Blakeney, Norfolk


Blakeney, Norfolk, originally uploaded by Vitrearum.

Blakeney church stands high above it's village, which was once a major port on the north Norfolk coast. The church is for the most part a fifteenth century building, with a broad clerestoried nave paid for by the wealthy mercantile class who benefitted from the port trade. The chancel, is a couple of centuries earlier than the rest of the building and is a lovely example of Early English architecture. The east window consists of seven lancets set under a single hoodmould, one step in architectural development before tracery came on the scene. Attached to the north side of the chancel is an interesting and unique feature, a slender bell turret, that rises almost as high as the west tower. Is it a sanctus bellcote? Very probably, but apparently it also doubled up as a lighthouse to guide ships into the harbour and the upper parts of the bell-openings are glazed rather than louvred.

Blakeney, Norfolk

Internally the church is rather interesting too. There is a fine chancel screen and rood group above.
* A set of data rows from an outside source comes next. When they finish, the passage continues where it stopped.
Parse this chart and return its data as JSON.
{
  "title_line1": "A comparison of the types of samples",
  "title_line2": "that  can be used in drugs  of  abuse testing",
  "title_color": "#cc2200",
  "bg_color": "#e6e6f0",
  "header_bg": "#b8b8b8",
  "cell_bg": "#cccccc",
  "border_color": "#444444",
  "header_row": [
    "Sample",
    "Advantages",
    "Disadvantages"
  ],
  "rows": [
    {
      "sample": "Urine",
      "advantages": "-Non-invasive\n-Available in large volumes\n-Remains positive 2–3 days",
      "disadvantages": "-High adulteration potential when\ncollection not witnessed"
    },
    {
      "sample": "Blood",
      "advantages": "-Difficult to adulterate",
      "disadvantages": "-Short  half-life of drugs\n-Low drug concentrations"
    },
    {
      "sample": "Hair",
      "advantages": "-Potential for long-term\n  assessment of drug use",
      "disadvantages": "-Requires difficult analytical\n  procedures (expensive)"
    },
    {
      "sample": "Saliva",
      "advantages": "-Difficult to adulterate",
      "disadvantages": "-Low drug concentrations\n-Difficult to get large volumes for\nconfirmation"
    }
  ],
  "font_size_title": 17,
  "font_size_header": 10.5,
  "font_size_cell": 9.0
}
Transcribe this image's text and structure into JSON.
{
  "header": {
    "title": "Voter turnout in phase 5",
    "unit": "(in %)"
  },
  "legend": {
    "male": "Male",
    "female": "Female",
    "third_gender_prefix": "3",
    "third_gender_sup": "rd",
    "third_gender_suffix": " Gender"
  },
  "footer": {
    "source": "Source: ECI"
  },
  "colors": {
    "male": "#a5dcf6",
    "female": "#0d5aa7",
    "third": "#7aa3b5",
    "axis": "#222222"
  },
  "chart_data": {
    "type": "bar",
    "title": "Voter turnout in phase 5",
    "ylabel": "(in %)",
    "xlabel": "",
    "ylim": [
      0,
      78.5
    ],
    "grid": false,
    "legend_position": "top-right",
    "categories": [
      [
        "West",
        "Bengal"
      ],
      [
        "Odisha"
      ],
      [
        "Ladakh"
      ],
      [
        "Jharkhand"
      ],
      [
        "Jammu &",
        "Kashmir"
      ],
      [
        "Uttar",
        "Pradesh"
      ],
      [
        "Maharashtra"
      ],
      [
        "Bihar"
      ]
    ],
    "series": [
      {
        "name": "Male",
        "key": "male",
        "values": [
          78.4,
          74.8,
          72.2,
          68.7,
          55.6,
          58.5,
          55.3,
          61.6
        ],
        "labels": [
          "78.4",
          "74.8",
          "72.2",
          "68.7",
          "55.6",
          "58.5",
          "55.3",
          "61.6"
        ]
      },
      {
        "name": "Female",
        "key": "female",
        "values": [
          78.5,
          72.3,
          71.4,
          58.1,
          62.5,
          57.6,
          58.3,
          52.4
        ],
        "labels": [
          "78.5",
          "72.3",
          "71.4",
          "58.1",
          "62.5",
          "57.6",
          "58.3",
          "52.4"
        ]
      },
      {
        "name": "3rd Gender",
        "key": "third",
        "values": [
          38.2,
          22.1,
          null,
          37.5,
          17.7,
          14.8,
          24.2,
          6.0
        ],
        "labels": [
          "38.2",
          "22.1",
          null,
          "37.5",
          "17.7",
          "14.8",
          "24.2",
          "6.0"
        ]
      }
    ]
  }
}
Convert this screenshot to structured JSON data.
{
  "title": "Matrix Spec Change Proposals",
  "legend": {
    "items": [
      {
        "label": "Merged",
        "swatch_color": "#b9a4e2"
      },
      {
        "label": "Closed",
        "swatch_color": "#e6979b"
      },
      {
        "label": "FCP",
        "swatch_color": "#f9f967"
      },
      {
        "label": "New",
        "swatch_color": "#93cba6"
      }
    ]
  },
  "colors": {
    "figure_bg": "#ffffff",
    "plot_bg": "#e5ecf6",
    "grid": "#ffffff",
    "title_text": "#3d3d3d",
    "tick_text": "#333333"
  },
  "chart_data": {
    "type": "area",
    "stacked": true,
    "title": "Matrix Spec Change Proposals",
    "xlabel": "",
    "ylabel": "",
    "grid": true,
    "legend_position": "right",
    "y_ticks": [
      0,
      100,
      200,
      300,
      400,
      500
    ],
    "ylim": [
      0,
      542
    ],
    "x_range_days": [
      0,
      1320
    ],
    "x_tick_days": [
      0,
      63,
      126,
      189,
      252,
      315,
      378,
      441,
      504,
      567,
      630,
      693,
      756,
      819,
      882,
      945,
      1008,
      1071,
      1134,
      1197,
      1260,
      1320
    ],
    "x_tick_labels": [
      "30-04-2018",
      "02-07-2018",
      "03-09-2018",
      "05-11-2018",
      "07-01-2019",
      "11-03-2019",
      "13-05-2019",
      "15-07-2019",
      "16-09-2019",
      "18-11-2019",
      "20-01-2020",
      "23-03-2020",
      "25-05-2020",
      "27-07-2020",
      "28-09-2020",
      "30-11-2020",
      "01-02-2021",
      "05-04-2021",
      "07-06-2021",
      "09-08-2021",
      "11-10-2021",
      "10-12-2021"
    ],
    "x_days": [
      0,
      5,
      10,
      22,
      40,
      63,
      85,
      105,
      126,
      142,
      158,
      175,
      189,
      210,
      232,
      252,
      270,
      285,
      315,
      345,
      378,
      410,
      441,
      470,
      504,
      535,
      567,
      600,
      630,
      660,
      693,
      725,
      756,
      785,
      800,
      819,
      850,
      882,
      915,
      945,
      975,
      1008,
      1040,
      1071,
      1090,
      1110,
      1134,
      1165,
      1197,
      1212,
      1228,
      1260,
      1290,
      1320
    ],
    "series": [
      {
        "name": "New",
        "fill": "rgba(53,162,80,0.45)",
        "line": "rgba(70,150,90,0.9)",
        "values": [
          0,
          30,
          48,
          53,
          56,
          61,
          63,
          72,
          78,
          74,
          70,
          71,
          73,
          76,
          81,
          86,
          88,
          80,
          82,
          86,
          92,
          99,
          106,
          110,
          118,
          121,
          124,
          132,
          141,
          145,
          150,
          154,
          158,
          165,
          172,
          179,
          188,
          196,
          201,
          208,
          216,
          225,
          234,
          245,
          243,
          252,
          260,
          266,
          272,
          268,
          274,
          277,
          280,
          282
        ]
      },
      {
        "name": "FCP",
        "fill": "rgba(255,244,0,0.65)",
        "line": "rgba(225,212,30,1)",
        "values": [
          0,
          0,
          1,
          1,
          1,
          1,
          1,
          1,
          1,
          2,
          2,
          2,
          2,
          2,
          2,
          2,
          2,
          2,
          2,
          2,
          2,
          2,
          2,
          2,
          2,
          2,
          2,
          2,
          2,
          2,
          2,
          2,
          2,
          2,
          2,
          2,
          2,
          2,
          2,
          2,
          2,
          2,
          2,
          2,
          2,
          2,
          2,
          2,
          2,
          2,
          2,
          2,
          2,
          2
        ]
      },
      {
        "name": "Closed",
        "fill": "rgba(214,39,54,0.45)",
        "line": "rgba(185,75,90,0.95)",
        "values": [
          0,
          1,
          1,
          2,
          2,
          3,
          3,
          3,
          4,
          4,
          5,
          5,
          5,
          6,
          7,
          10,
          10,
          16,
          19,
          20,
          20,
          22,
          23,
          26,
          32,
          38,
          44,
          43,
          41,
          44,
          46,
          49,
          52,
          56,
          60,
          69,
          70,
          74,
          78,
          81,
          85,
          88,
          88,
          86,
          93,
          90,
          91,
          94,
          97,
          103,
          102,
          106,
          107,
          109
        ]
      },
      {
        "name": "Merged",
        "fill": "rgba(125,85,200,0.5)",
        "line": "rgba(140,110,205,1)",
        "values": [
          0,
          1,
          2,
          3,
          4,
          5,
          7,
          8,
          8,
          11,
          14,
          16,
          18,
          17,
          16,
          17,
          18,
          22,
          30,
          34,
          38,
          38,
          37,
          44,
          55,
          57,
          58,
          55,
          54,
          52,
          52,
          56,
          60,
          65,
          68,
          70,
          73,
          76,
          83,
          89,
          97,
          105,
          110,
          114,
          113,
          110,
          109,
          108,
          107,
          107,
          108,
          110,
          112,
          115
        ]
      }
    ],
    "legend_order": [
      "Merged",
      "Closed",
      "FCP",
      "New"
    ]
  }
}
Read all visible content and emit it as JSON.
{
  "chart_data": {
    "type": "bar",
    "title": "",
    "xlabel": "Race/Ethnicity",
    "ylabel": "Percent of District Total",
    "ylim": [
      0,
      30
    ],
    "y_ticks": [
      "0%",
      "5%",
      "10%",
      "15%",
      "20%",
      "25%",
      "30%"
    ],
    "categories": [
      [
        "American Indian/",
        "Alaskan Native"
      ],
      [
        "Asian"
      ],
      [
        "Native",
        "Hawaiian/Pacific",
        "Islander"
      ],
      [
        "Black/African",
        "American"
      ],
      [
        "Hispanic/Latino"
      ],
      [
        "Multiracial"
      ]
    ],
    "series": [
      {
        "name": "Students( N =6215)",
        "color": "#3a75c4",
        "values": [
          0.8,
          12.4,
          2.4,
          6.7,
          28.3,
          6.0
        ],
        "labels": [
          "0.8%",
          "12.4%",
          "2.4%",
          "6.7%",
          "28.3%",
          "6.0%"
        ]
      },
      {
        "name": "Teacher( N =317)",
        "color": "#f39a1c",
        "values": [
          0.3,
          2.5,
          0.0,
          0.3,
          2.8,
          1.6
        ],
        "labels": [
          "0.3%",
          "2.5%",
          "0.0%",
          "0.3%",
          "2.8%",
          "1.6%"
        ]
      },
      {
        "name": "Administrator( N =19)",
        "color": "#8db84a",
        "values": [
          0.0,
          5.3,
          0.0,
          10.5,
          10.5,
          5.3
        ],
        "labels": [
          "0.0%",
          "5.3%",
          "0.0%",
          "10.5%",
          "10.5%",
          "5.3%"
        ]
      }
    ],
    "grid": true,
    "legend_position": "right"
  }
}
The nave is covered with a glorious fifteenth roof with angel hammerbeams.

Blakeney, Norfolk

Blakeney, Norfolk

Internally the chancel is vaulted and the east end has an 'English altar' set before an altar screen that divides an eastern sacristy from the sanctuary.

Blakeney, Norfolk

The quire stalls incorporate medieval benchends and misericords.

Blakeney, Norfolk

Blakeney, Norfolk

Comments

Davis d'Ambly said…
What a very lovely church. Good Rood, Fine screen and loft, very nice English altar and while I'm not a fan of nave altars, this has been done with great care.
Allan Barton said…
It is a glorious church, it was rather too well taken care of for my taste. I prefer the mild decay of South Creake! The nave altar is reason. The frontal matches the high altar, which is a great deal of consolation.
Lapinbizarre said…
How rare are east end sacristies? I'm familiar with the one at Tideswell, but that's the only one I can think of offhand. I think they're a fairly elegant solution to what can be quite a problem - were they perhaps more common in the later middle ages? - though this one seems, maybe I'm wrong, to cut across the line of view of lower section of the unusual east window.
Anonymous said…
Ugh! A beautiful church, with a beautiful high altar NOT IN USE. The altar and what takes place on it was the focal point in Christian liturgies for centuries, and an important part of that focus was "orientation". Priest and people faced the altar TOGETHER, in the same direction, most often "east". The priest wasn't just a "presider" at a gathering around an altar or holy table, he functioned AS a PRIEST, standing not BETWEEN the people and Christ on the altar, but as a mediator and intercessor, turning from one to the other. The chancel screen served the same purpose as does an iconostasis in an Orthodox Church. It symbolised the inherent mystery of the Mass, brings to mind the Holy of Holies in Temple in Jerusalem, and physically separates THE sacred space from more general sacred space in the context of the liturgy. That Anglicans and Catholics now treat handsome and glorious high altars and rood screens as "pretty backdrops" is absurd, though the tide is slowly changing. Younger generations don't want "touchy-feely trendy", they crave the spiritual and a sense of continuity.
Allan Barton said…
Anonymous, I agree with all you've said, on on this blog you are very much preaching to the converted. As a University Chaplain one of the first things I did was remove a freestanding altar from the university chapel in order to begin to use the eastward facing high altar once again. Once the theological justification is properly explained young people prefer the long tradition of the church. The comments above yours were not justifying the nave altar at all, but that we have seen much worse. At least the freestanding altar at Blythburgh is decently vested and thus has some semblance of dignity to it.